While highly innovative, the Latent Sketchpad framework might present a few areas for further consideration. The reliance on a newly introduced dataset, MazePlanning, while valuable for specific evaluation, could limit immediate generalizability assessments across a broader spectrum of visual planning tasks. The computational overhead associated with integrating additional generative components, such as the Context-Aware Vision Head and Sketch Decoder, might also be a factor, potentially impacting inference speed or resource requirements for deployment in highly constrained environments. Although the sketches offer interpretability, the direct interpretability of the raw visual latents themselves, prior to decoding, remains an area for deeper exploration. Additionally, the complexity of training and fine-tuning these integrated components, including the specific loss functions and connector adaptation, could pose a barrier for researchers without specialized expertise.

Implications

The implications of Latent Sketchpad are profound, extending the frontiers of MLLM capabilities. By equipping models with an internal visual scratchpad, the framework paves the way for MLLMs to tackle more complex, multi-step visual reasoning tasks that demand planning and imagination, mirroring human cognitive processes. This advancement promises to unlock new opportunities for richer human-computer interaction, enabling MLLMs to assist users in creative design, complex problem-solving, and interactive planning scenarios. The enhanced interpretability through sketch generation fosters greater trust and understanding of AI decision-making. Ultimately, Latent Sketchpad represents a significant step towards developing more versatile and intelligent AI systems capable of truly multimodal thinking, broadening their applicability across diverse scientific and industrial domains.

Conclusion

Latent Sketchpad stands as a pivotal advancement in the field of Multimodal Large Language Models, effectively bridging the gap between textual reasoning and generative visual thought.
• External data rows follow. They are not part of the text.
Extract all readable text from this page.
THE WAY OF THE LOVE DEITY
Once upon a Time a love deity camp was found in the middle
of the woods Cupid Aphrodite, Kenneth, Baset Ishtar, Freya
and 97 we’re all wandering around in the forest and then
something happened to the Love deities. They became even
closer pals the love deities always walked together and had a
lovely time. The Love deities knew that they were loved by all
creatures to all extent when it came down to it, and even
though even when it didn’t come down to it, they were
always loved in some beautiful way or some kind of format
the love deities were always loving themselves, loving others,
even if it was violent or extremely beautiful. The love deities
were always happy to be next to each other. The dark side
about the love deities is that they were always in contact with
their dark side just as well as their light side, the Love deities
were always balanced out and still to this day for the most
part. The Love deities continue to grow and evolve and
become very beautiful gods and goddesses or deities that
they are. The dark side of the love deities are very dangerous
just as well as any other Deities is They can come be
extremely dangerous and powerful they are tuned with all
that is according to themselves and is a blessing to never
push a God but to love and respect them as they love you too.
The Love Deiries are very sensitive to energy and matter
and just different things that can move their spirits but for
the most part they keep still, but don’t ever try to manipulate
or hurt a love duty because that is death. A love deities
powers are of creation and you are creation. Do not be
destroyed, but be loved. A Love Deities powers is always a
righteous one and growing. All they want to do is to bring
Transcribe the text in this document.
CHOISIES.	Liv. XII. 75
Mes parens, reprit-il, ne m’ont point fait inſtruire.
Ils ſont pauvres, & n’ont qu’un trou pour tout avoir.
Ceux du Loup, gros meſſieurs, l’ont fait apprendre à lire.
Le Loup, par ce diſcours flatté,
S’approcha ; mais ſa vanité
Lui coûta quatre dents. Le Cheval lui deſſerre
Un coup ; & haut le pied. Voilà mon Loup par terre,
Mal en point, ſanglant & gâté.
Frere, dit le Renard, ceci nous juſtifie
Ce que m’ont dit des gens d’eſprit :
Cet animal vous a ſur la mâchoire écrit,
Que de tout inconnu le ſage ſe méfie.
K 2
Its innovative approach to integrating an internal visual scratchpad significantly enhances MLLMs' capacity for visual planning and imagination, a critical step towards more sophisticated AI. The framework's strong empirical performance, generalization across diverse models, and improved interpretability underscore its substantial value. This research not only pushes the boundaries of AI capabilities but also opens exciting avenues for future development in human-computer interaction and the application of truly multimodal intelligence.